Que trouve-t-on dans votre ouvrage Les sciences en s’amusant ?

 

Cet ouvrage regroupe 40 ateliers, qui sont autant d’expériences ludiques et simples à reproduire en classe ou à la maison, avec du matériel qu’on peut se procurer facilement et qui ne coûte pas cher. L’objectif est de reproduire sous format livre ce que j’aime au quotidien dans mon métier de médiatrice scientifique : le partage d’un émerveillement à la portée de chacun !

 

Chaque double page du livre est consacrée à une expérience et donne d’un côté les indications permettant de la réaliser et de l’autre des explications scientifiques sur le phénomène observé. L’ensemble est richement illustré, avec des photographies, des schémas explicatifs et, pour la moitié des ateliers, des QR codes qui renvoient vers des vidéos. Les ateliers sont classés en quatre catégories thématiques (la chimie, la matière dans tous ses états, les phénomènes physiques et le vivant) mais, pour les plus pressés, une liste en fin d’ouvrage regroupe les expériences en fonction du matériel nécessaire pour les réaliser. Comme dans un livre de cuisine, vous pouvez ainsi identifier facilement les ateliers faisables avec ce que vous avez déjà sous la main !

 

Avec quelles préoccupations pédagogiques et scientifiques avez-vous conçu votre livre ?

 

Un des objectifs était de rendre l’ouvrage pertinent pour les enseignants (et les parents !) en rassemblant des expériences réalisables et compréhensibles pour des élèves d’âge homogène. Au départ, j’ai sélectionné les ateliers à présenter en pensant à des élèves de cycle 2. Toutes les expériences sont donc relativement faciles à faire : même si certaines sont assez longues, elles ne demandent pas de tâches motrices complexes, elles ne sont pas dangereuses et elles ne risquent pas d’abimer du matériel. J’ai également choisi des expériences aux résultats assez marquants pour plaire à des jeunes enfants : il y a des effets visuels, du son, des surprises, des défis à relever… Finalement, cela n’intéresse pas que les élèves de cycle 2 ! Ce sont des expériences que j’aime faire moi-même, et pourtant je les connais par cœur. C’est notamment pour ça que le livre s’adresse finalement aux élèves des cycles 2 et 3 : les expériences fonctionnent aussi avec des enfants un peu plus âgés, et les explications font appel à des notions qui peuvent être développées de façon plus ou moins poussée selon le niveau.

 

Un point qui me tenait à cœur était que ce livre ne soit pas une simple compilation d’expériences indépendantes les unes des autres, comme cela arrive assez souvent. On peut l’utiliser comme ça, évidemment, mais l’ordre de présentation des ateliers n’est pas aléatoire. Il y a une véritable progression pédagogique d’un atelier à l’autre et certains blocs d’ateliers, comme ceux sur l’électricité statique ou la tension de surface, peuvent servir de base à une séquence pédagogique complète pour approfondir ces notions.

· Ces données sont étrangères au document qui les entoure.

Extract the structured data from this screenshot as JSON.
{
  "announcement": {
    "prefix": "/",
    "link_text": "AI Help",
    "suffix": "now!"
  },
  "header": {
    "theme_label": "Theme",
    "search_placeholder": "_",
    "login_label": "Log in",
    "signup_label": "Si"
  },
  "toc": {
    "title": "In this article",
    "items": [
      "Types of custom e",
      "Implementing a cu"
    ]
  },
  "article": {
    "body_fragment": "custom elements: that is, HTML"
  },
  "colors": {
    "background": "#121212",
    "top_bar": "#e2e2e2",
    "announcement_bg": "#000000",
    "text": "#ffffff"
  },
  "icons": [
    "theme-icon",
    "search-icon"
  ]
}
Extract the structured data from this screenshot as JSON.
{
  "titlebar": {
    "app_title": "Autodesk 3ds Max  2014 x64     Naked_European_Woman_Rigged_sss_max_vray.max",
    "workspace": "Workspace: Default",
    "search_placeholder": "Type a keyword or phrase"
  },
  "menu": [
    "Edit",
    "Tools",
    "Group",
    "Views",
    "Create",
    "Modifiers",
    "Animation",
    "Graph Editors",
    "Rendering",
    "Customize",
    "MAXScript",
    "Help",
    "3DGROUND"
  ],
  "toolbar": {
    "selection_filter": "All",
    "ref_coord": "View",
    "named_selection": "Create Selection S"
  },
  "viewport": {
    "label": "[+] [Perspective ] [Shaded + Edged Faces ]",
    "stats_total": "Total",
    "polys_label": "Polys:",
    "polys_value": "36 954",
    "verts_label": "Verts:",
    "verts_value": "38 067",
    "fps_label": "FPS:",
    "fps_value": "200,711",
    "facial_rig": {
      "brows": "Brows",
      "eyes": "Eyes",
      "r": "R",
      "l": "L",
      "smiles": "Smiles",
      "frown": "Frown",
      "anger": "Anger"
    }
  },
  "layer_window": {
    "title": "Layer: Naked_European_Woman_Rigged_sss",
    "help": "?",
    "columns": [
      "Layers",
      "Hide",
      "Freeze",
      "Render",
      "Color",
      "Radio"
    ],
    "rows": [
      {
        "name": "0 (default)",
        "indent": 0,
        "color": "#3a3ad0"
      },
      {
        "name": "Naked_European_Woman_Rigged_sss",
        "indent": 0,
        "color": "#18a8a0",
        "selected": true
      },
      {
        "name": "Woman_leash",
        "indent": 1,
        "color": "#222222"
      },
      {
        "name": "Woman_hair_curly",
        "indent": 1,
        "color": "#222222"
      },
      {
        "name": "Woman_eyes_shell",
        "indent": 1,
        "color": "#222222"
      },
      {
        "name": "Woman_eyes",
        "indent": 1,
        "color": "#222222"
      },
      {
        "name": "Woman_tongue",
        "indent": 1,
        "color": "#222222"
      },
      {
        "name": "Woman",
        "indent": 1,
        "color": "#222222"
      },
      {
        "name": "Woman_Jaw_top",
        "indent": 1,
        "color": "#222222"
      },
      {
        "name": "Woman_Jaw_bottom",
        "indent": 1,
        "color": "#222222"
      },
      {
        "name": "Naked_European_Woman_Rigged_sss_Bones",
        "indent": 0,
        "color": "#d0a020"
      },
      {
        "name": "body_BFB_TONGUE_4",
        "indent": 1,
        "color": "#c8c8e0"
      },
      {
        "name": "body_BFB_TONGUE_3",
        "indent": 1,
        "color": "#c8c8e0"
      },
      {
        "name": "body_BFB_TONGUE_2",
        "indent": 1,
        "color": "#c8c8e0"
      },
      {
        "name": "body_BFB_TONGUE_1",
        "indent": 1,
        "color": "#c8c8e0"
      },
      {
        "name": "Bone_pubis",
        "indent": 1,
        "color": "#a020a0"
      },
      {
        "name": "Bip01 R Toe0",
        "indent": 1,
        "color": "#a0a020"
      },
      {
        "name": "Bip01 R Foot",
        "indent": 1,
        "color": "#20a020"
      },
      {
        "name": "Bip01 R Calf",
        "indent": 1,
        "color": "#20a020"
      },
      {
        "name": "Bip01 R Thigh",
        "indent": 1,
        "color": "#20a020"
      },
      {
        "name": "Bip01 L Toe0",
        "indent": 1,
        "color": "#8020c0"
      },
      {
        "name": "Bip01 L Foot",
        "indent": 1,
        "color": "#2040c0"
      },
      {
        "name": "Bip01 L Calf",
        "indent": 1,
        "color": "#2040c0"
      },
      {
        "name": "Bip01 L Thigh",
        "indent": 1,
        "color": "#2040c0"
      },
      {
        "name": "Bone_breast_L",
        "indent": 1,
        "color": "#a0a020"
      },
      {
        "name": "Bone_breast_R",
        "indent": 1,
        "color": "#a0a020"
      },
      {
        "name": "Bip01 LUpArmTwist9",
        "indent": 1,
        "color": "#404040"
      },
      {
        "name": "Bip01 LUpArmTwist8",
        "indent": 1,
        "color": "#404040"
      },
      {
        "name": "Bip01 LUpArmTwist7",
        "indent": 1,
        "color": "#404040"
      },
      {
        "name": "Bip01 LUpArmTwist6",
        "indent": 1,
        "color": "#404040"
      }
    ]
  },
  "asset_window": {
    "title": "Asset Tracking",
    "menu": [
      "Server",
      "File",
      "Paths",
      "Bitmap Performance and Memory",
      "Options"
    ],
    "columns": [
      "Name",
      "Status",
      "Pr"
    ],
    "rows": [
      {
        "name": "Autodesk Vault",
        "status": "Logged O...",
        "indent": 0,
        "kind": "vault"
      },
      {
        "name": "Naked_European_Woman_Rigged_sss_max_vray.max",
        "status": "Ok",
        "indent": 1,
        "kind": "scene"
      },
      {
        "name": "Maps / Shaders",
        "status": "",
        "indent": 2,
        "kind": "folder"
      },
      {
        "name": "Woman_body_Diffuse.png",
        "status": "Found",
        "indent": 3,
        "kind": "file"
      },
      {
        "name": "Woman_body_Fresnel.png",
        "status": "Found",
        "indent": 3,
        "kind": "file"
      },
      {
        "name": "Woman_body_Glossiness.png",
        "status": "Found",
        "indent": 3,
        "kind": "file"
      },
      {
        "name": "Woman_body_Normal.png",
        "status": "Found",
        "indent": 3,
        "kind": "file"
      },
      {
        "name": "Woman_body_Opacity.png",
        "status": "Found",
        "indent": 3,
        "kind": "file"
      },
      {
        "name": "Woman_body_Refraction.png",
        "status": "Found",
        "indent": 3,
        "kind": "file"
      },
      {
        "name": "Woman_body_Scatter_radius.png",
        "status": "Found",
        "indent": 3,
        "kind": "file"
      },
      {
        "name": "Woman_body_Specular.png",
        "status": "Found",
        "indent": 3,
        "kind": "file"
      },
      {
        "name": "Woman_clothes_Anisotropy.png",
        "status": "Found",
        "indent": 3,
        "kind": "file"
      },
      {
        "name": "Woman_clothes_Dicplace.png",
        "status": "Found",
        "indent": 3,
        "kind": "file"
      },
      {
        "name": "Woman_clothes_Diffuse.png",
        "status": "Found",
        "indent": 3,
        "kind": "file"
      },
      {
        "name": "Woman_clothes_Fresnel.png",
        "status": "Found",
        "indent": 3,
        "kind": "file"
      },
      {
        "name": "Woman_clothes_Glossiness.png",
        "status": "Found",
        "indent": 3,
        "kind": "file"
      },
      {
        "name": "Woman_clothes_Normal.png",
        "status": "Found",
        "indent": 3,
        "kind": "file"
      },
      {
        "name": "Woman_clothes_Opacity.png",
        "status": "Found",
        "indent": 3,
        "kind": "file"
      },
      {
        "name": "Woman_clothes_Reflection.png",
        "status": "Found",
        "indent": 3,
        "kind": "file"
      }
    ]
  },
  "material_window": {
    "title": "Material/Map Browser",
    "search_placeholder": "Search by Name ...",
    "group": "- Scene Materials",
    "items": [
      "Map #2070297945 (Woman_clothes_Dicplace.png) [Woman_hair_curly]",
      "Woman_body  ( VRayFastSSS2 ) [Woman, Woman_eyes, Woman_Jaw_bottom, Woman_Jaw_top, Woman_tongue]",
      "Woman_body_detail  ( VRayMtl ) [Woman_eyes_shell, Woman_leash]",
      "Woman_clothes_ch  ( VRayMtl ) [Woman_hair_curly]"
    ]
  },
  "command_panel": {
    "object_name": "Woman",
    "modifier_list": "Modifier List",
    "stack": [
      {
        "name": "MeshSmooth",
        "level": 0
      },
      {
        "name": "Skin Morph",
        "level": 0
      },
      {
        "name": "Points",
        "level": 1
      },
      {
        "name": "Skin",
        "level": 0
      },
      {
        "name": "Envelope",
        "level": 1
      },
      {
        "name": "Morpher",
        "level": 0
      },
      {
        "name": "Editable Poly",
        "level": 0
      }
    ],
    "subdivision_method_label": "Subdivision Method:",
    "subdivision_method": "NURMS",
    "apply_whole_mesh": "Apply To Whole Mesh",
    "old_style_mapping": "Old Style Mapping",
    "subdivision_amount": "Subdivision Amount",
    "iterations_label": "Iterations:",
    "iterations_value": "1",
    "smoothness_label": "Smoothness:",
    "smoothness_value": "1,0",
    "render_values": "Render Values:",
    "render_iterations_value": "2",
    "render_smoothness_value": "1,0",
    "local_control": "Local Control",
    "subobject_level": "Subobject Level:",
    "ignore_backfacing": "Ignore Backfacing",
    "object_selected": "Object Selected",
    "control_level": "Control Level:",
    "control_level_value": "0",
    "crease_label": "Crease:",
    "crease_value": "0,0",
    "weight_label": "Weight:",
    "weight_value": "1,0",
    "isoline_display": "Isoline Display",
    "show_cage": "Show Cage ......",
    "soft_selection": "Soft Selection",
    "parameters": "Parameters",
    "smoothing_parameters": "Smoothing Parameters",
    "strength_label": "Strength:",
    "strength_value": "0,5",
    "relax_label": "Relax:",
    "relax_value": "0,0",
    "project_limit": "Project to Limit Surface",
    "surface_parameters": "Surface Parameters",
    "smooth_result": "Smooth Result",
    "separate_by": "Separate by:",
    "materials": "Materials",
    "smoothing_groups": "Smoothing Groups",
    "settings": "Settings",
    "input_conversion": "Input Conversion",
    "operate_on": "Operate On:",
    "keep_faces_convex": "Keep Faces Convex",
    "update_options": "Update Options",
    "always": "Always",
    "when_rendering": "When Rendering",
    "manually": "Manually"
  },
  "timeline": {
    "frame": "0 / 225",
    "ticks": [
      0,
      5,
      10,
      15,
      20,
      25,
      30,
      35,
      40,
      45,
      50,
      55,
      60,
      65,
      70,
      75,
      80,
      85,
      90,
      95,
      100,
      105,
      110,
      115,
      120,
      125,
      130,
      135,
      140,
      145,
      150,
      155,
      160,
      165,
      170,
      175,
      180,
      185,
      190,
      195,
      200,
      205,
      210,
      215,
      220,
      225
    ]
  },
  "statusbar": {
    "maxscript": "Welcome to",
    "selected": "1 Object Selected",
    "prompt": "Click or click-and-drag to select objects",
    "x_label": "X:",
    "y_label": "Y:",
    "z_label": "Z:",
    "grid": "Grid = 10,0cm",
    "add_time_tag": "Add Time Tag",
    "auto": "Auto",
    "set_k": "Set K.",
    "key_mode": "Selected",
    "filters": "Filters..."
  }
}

Cette structuration a un autre avantage : elle permet d’aller plus loin dans les explications. Il est par exemple plus facile de faire comprendre une expérience reposant sur la dilatation thermique de l’air quand, à travers d’autres expériences, on a déjà expliqué que l’air est composé de molécules et que la température correspond à l’agitation de la matière. Je voulais que ce livre parle à tout le monde : aux personnes qui veulent juste picorer des expériences pour le plaisir et à celles qui veulent s’en servir pour découvrir et transmettre des contenus pédagogiques assez poussés. J’attends les retours des lecteurs et lectrices pour savoir si ce pari est réussi !

 

Un autre de mes défis personnels avec Les sciences en s’amusant était de ne pas transiger sur la rigueur des explications scientifiques. Celles-ci devaient être compréhensibles par tous et tenir dans un espace limité, ce qui a parfois été contraignant. Mais je suis convaincue qu’on n’a pas besoin de simplifier la réalité au point de la rendre fausse pour qu’elle soit accessible ! Pouvoir s’appuyer sur les notions abordées dans les ateliers précédents m’a, j’espère, permis d’éviter les simplifications trompeuses.

 

Quels souvenirs avez-vous de vos cours de sciences en primaire ? Et au collège ?

 

En dehors de longues heures passées à apprendre les tables de multiplication, je n’ai pas beaucoup de souvenirs de cours de sciences en primaire. Je me rappelle de quelques projets, notamment autour d’une sortie scolaire dans le bassin d’Arcachon qui nous avait amenés à travailler sur les zones d’estran. Mais je ne crois pas avoir réalisé et analysé des expériences scientifiques en classe. Si c’était le cas et que je les ai oubliées, je m’en excuse auprès de mes anciens enseignants !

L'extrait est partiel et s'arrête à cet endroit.